If the machine is that clever I would worry about other things. You definitely wouldn't need to ask anything of it anymore.

Besides maybe.. "make all these entrepeneurial types obsolete." Poof!


It's a matter of degree: you can probably already get GPT4 to generate simple proofs; I'm not expecting it to break new ground in mathematics. What I'm getting at is just that the usage is declarative: you'd be describing what you want, not the details of some particular mathematical formulation (though you would likely iterate, making references to formulation details, but still speaking mostly in natural language).


I understand, thanks for the clarification. What I like to add is that our reality is a competitive one. If everybody can say “do this general thing”, what is the competitive edge? It’s all relative.

We as humans are not just in the business of solving general problems. We are competing with each other. We need to be faster than the slower ones to survive. (I like to change that but that is not a technical issue.)
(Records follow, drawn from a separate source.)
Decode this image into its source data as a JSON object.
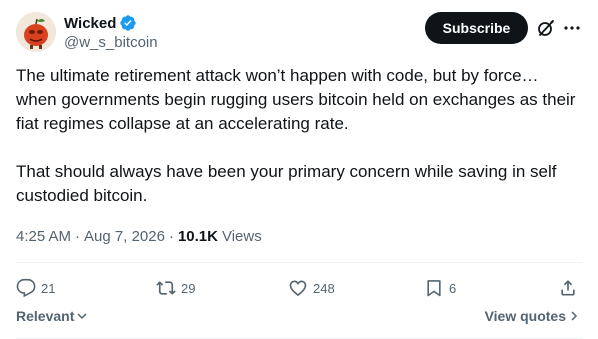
{
  "author": {
    "display_name": "Wicked",
    "handle": "@w_s_bitcoin",
    "verified": true,
    "verified_color": "#1d9bf0"
  },
  "header": {
    "subscribe_label": "Subscribe",
    "icons": [
      "grok-icon",
      "more-icon"
    ]
  },
  "tweet": {
    "text": "The ultimate retirement attack won’t happen with code, but by force… when governments begin rugging users bitcoin held on exchanges as their fiat regimes collapse at an accelerating rate.\n\nThat should always have been your primary concern while saving in self custodied bitcoin.",
    "time": "4:25 AM",
    "separator": "·",
    "date": "Aug 7, 2026",
    "views_count": "10.1K",
    "views_label": "Views"
  },
  "actions": {
    "replies": "21",
    "reposts": "29",
    "likes": "248",
    "bookmarks": "6"
  },
  "footer": {
    "sort_label": "Relevant",
    "view_quotes_label": "View quotes"
  }
}
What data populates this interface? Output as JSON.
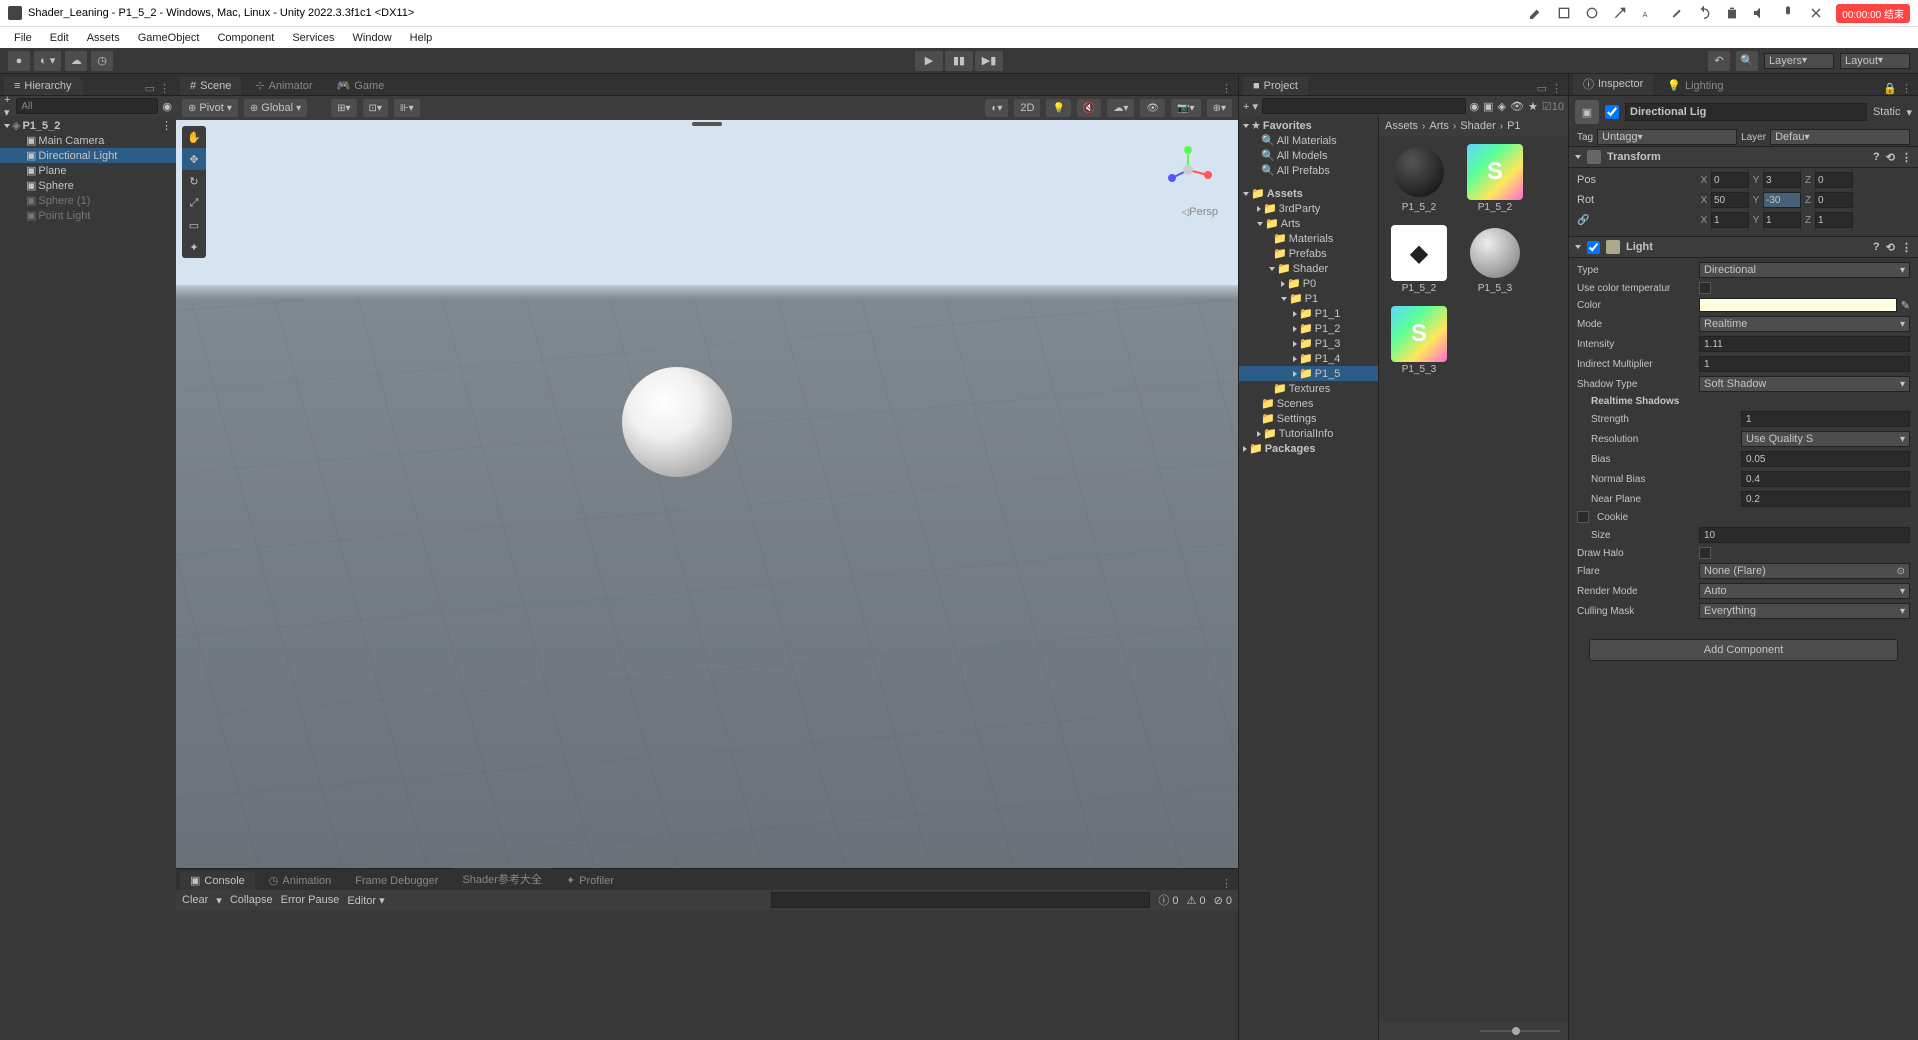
{
  "title": "Shader_Leaning - P1_5_2 - Windows, Mac, Linux - Unity 2022.3.3f1c1 <DX11>",
  "rec": "00:00:00 结束",
  "menu": [
    "File",
    "Edit",
    "Assets",
    "GameObject",
    "Component",
    "Services",
    "Window",
    "Help"
  ],
  "layers": "Layers",
  "layout": "Layout",
  "hierarchy": {
    "title": "Hierarchy",
    "search": "All",
    "scene": "P1_5_2",
    "items": [
      "Main Camera",
      "Directional Light",
      "Plane",
      "Sphere",
      "Sphere (1)",
      "Point Light"
    ]
  },
  "scene": {
    "tabs": [
      "Scene",
      "Animator",
      "Game"
    ],
    "pivot": "Pivot",
    "global": "Global",
    "mode2d": "2D",
    "persp": "Persp"
  },
  "console": {
    "tabs": [
      "Console",
      "Animation",
      "Frame Debugger",
      "Shader参考大全",
      "Profiler"
    ],
    "clear": "Clear",
    "collapse": "Collapse",
    "errorpause": "Error Pause",
    "editor": "Editor",
    "c0": "0",
    "c1": "0",
    "c2": "0"
  },
  "project": {
    "title": "Project",
    "count": "10",
    "favorites": "Favorites",
    "favitems": [
      "All Materials",
      "All Models",
      "All Prefabs"
    ],
    "assets": "Assets",
    "folders": [
      "3rdParty",
      "Arts"
    ],
    "arts_sub": [
      "Materials",
      "Prefabs",
      "Shader"
    ],
    "shader_sub": [
      "P0",
      "P1"
    ],
    "p1_sub": [
      "P1_1",
      "P1_2",
      "P1_3",
      "P1_4",
      "P1_5"
    ],
    "more": [
      "Textures",
      "Scenes",
      "Settings",
      "TutorialInfo"
    ],
    "packages": "Packages",
    "breadcrumb": [
      "Assets",
      "Arts",
      "Shader",
      "P1"
    ],
    "items": [
      {
        "name": "P1_5_2",
        "type": "sphere-dark"
      },
      {
        "name": "P1_5_2",
        "type": "shader"
      },
      {
        "name": "P1_5_2",
        "type": "unity"
      },
      {
        "name": "P1_5_3",
        "type": "sphere"
      },
      {
        "name": "P1_5_3",
        "type": "shader"
      }
    ]
  },
  "inspector": {
    "title": "Inspector",
    "lighting": "Lighting",
    "objname": "Directional Lig",
    "static": "Static",
    "tag": "Tag",
    "tagv": "Untagg",
    "layer": "Layer",
    "layerv": "Defau",
    "transform": {
      "title": "Transform",
      "pos": "Pos",
      "rot": "Rot",
      "scl": "",
      "px": "0",
      "py": "3",
      "pz": "0",
      "rx": "50",
      "ry": "-30",
      "rz": "0",
      "sx": "1",
      "sy": "1",
      "sz": "1",
      "X": "X",
      "Y": "Y",
      "Z": "Z"
    },
    "light": {
      "title": "Light",
      "type": "Type",
      "typev": "Directional",
      "usecolor": "Use color temperatur",
      "color": "Color",
      "mode": "Mode",
      "modev": "Realtime",
      "intensity": "Intensity",
      "intensityv": "1.11",
      "indmult": "Indirect Multiplier",
      "indmultv": "1",
      "shadowtype": "Shadow Type",
      "shadowtypev": "Soft Shadow",
      "realtime": "Realtime Shadows",
      "strength": "Strength",
      "strengthv": "1",
      "resolution": "Resolution",
      "resolutionv": "Use Quality S",
      "bias": "Bias",
      "biasv": "0.05",
      "normalbias": "Normal Bias",
      "normalbiasv": "0.4",
      "nearplane": "Near Plane",
      "nearplanev": "0.2",
      "cookie": "Cookie",
      "size": "Size",
      "sizev": "10",
      "drawhalo": "Draw Halo",
      "flare": "Flare",
      "flarev": "None (Flare)",
      "rendermode": "Render Mode",
      "rendermodev": "Auto",
      "cullingmask": "Culling Mask",
      "cullingmaskv": "Everything"
    },
    "addcomp": "Add Component"
  }
}
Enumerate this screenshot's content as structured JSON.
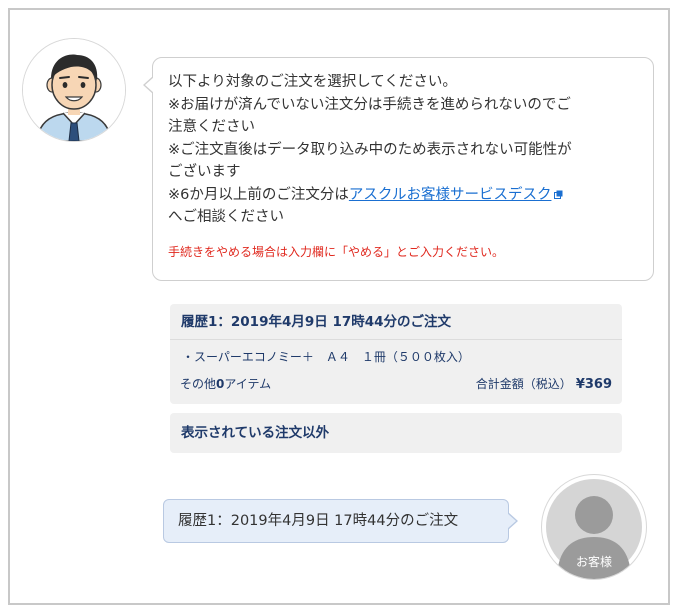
{
  "agent": {
    "message_lines": [
      "以下より対象のご注文を選択してください。",
      "※お届けが済んでいない注文分は手続きを進められないのでご",
      "注意ください",
      "※ご注文直後はデータ取り込み中のため表示されない可能性が",
      "ございます"
    ],
    "six_month_prefix": "※6か月以上前のご注文分は",
    "service_desk_link": "アスクルお客様サービスデスク",
    "six_month_suffix": "へご相談ください",
    "stop_note": "手続きをやめる場合は入力欄に「やめる」とご入力ください。",
    "link_icon": "external-link-icon"
  },
  "order_card": {
    "title": "履歴1：2019年4月9日 17時44分のご注文",
    "item": "・スーパーエコノミー＋　Ａ４　１冊（５００枚入）",
    "other_prefix": "その他",
    "other_count": "0",
    "other_suffix": "アイテム",
    "total_label": "合計金額（税込）",
    "total_amount": "¥369"
  },
  "other_option": "表示されている注文以外",
  "user": {
    "reply": "履歴1：2019年4月9日 17時44分のご注文",
    "avatar_label": "お客様"
  },
  "colors": {
    "accent_text": "#1f3a6a",
    "link": "#1a6fd1",
    "warning": "#e0281e",
    "user_bubble": "#e6eef9"
  }
}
One of the ways to compete is to “talk faster” with it. Iterate quicker than the competition. How? I daresay we might get there faster by talking in some sort of modified language.. a code of sorts..

Another way to compete is to become a deep domain expert. Expert of what exactly, if AI is doing it all? Human psychology?

I guess I am just interested in the competitive aspect of it. I have no idea what will happen, but definitely curious what will be possible.